Playlist: What Yahoo editors are listening to now

This Is Not A Safe Place - Ride
This Is Not A Safe Place - Ride

Vernon Lee, Senior news editor

With the release of This Is Not A Safe Place in August 2019, shoegaze legends Ride have once again returned to the top tier of the UK albums chart. Its sixth studio album - and the second comeback album after Ride reformed in 2014 - reached No.7 at its peak. While the Oxford band are no longer performing effects-heavy songs that had elevated them to fame in their formative years, they are still capable of crafting tuneful, poppy melodies such as “Future Love” and “Clouds of Saint Marie”. Revving it up with the post-punk leaning “Kill Switch” and the electro-tinged “Repetition” and winding down a notch with the acoustic-driven “Shadows Behind the Sun”, the quartet show that they are capable of reinventing themselves and staying ahead of musical fads.
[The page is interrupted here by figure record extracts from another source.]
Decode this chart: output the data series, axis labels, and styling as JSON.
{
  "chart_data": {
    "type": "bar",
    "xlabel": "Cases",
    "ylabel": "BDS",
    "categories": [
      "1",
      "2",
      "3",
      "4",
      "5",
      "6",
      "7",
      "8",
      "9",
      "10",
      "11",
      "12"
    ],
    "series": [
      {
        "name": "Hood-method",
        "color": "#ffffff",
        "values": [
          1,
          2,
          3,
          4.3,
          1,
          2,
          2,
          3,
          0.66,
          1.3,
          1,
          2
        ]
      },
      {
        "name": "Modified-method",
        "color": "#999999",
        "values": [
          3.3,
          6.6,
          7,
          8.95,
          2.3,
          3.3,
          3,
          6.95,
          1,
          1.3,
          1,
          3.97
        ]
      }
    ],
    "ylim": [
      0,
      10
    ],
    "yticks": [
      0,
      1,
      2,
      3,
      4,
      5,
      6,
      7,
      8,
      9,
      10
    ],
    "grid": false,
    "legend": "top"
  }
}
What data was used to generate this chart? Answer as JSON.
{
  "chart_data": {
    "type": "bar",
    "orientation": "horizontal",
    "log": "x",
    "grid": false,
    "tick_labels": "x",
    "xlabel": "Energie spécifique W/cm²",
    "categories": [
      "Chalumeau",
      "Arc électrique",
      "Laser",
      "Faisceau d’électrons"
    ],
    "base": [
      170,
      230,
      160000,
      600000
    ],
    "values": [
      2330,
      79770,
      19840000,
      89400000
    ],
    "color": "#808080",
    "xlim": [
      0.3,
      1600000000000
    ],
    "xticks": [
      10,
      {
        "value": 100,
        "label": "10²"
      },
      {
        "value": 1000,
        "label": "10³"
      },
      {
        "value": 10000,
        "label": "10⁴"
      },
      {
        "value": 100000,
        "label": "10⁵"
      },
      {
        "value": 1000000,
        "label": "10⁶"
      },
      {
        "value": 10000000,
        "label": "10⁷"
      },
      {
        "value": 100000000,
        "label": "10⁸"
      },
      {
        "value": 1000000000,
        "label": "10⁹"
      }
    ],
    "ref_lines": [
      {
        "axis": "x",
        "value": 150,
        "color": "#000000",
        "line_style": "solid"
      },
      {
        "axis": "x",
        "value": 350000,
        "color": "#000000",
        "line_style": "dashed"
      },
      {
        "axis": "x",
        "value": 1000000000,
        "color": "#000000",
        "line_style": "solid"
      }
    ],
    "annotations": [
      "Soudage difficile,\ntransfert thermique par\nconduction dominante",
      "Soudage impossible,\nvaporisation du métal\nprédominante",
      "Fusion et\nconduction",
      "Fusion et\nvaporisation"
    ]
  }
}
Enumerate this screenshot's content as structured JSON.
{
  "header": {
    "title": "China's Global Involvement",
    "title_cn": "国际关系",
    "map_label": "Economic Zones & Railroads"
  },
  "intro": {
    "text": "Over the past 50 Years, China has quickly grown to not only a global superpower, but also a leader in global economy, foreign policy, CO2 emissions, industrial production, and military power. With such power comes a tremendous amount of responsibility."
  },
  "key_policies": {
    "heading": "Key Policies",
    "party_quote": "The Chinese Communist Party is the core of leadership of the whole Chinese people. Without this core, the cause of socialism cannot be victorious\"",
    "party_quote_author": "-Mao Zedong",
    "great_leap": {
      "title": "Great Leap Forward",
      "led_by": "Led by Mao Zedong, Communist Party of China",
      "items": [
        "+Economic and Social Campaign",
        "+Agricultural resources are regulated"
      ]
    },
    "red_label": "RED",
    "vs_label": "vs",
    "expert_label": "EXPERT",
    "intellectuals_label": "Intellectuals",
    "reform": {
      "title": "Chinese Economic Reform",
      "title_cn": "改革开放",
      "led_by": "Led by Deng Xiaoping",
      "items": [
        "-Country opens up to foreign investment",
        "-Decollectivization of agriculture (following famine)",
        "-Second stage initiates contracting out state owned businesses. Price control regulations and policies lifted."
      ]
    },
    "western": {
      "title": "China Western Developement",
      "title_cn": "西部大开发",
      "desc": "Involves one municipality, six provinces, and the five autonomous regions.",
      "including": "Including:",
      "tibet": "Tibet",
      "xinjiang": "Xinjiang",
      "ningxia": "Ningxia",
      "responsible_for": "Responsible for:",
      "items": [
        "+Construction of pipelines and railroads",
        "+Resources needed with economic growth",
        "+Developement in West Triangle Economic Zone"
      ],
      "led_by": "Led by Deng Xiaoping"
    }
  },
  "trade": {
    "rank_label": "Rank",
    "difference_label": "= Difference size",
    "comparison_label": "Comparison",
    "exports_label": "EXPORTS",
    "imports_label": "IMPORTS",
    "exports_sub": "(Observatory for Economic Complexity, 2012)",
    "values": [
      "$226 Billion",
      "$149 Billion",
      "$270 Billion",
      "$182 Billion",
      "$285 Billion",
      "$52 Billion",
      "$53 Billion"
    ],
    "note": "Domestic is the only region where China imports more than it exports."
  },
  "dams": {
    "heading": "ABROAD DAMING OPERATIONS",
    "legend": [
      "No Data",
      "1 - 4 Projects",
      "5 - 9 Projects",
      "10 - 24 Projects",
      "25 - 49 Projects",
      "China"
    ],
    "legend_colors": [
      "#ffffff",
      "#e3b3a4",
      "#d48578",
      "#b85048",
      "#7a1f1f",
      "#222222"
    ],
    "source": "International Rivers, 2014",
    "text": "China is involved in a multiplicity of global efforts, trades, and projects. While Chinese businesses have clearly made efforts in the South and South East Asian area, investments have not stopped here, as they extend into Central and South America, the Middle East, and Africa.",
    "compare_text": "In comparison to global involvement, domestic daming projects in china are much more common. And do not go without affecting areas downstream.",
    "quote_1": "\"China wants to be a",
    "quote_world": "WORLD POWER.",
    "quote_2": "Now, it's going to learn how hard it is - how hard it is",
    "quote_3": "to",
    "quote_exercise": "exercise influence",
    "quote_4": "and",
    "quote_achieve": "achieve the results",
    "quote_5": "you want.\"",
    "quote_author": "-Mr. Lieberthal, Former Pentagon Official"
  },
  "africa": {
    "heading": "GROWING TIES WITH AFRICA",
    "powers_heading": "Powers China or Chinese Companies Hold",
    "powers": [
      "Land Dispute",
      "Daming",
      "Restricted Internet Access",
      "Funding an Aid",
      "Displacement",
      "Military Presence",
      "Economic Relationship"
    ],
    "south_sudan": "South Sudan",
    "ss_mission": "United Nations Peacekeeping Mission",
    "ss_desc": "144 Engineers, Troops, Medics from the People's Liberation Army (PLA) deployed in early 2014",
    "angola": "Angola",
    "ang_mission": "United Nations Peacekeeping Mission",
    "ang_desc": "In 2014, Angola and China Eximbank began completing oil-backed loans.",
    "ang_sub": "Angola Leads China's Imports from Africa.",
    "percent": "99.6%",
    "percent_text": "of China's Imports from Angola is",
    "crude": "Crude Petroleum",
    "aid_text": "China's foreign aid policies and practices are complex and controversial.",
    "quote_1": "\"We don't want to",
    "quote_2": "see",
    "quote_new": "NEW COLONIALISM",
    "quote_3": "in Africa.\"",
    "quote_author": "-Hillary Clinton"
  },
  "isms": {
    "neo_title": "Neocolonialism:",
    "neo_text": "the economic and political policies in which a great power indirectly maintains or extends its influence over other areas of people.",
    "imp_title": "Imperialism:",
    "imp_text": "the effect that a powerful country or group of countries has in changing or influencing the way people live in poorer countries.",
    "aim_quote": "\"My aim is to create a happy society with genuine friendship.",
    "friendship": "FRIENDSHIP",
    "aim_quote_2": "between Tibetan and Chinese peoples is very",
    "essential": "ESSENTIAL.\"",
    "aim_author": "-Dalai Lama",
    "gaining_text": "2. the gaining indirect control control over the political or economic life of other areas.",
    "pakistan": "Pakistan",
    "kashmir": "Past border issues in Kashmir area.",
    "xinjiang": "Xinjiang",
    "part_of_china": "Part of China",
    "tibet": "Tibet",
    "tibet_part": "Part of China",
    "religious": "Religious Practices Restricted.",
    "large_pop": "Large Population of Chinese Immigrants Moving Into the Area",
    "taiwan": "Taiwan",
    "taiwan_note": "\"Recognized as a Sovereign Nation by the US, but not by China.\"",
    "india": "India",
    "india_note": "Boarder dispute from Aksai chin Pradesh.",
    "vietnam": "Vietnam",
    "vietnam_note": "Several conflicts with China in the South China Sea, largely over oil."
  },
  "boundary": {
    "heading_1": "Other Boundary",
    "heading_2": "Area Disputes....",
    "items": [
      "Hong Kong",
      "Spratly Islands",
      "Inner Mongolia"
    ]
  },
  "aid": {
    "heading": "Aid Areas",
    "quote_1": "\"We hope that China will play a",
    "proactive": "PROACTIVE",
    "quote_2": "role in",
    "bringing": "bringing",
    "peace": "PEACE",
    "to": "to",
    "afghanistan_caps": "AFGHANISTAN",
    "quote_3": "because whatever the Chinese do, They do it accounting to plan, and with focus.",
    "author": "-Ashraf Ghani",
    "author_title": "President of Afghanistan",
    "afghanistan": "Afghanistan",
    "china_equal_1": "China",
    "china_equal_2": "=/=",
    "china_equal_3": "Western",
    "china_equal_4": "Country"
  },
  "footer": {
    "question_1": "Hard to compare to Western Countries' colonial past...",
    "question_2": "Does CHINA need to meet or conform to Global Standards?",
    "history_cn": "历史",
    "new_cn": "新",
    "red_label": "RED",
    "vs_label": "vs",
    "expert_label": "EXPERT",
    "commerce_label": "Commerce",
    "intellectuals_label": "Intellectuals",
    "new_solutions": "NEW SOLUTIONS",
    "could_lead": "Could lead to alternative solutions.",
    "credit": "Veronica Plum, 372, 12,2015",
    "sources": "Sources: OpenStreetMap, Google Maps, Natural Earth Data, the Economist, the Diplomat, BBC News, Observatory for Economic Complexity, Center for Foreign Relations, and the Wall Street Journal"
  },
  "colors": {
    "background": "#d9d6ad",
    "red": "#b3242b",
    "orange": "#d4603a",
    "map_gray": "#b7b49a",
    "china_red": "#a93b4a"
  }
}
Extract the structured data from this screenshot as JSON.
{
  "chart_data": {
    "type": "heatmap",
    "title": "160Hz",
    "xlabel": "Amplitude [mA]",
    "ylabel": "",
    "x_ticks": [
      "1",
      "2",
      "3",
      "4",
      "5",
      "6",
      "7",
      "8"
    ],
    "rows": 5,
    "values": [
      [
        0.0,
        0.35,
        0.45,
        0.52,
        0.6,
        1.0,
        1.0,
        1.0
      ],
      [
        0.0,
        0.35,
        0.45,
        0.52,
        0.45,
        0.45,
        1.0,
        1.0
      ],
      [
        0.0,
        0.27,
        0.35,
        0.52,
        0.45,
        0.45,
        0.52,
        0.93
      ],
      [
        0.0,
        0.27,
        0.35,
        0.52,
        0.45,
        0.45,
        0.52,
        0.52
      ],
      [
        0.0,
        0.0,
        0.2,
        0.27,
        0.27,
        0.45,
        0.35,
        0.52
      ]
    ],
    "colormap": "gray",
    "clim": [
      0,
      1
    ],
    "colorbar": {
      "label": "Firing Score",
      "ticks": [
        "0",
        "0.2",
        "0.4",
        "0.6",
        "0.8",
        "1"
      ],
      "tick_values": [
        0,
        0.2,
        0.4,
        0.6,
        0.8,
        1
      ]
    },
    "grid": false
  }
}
A leap forward from Weather Diaries, their previous album, This Is Not A Safe Place exemplifies that the band are poised to craft another chapter beyond their illustrious 30-year musical journey.

Fear Inoculum - Tool
Fear Inoculum - Tool

Dhany Osman, News editor/Senior content producer

After a 13-year wait Tool has finally released another album and it sounds... just like Tool! Danny Carey’s hypnotic poly-rhythms, Justin Chancellor’s epic bass tone, Adam Jones’ darker-than-the-abyss riffs and Maynard’s creeping, syncopated vocals - they’re all there on Fear Inoculum.

At just under 80 minutes there’s more than enough to please long-time fans. Tracks like “7empest” and “Descending” are as heavy and catchy as anything the band’s ever done.

This is a band that’s set their own standard by crafting a singular sound - and Fear Inoculum is a testament to that accomplishment.

Ghosteen - NIck Cave and The Bad Seeds
Ghosteen - NIck Cave and The Bad Seeds

Reta Lee, Editor-in-chief

I sporadically pick up Nick Cave’s response to fan mail every now and then, ever since he launched his journal that showed off his brutally honest and raw answers. And of course, he revealed his double album Ghosteen, alongside the Renaissance-like cover and tracklist in issue #63. Ghosteen trails after the band’s 2016 Skeleton Tree, and sounds like a warmer companion albeit coupled with eerie sounds and Nick’s numb prose. Occasionally you’ll hear the gentle piano keys, and dark rhythm that picks up when he sighs and longs for his late child’s return on “Waiting For You.”

Well, I'm just waiting for you
Waiting for you, waiting for you
Waiting for you, waiting for you
Waiting for you

Or the howling on “Your Funeral My Trial.” And the stretches of repeating lines again in “Spinning Sounds.”

It’s a hauntingly beautiful album that Nick Cave and Bad Seeds have recorded, that fits with the album’s lyrical themes. There’s so much depth and breadth in Nick’s Cave - emotive, full-bodied pieces of songs, recounted in hints of weariness and hope.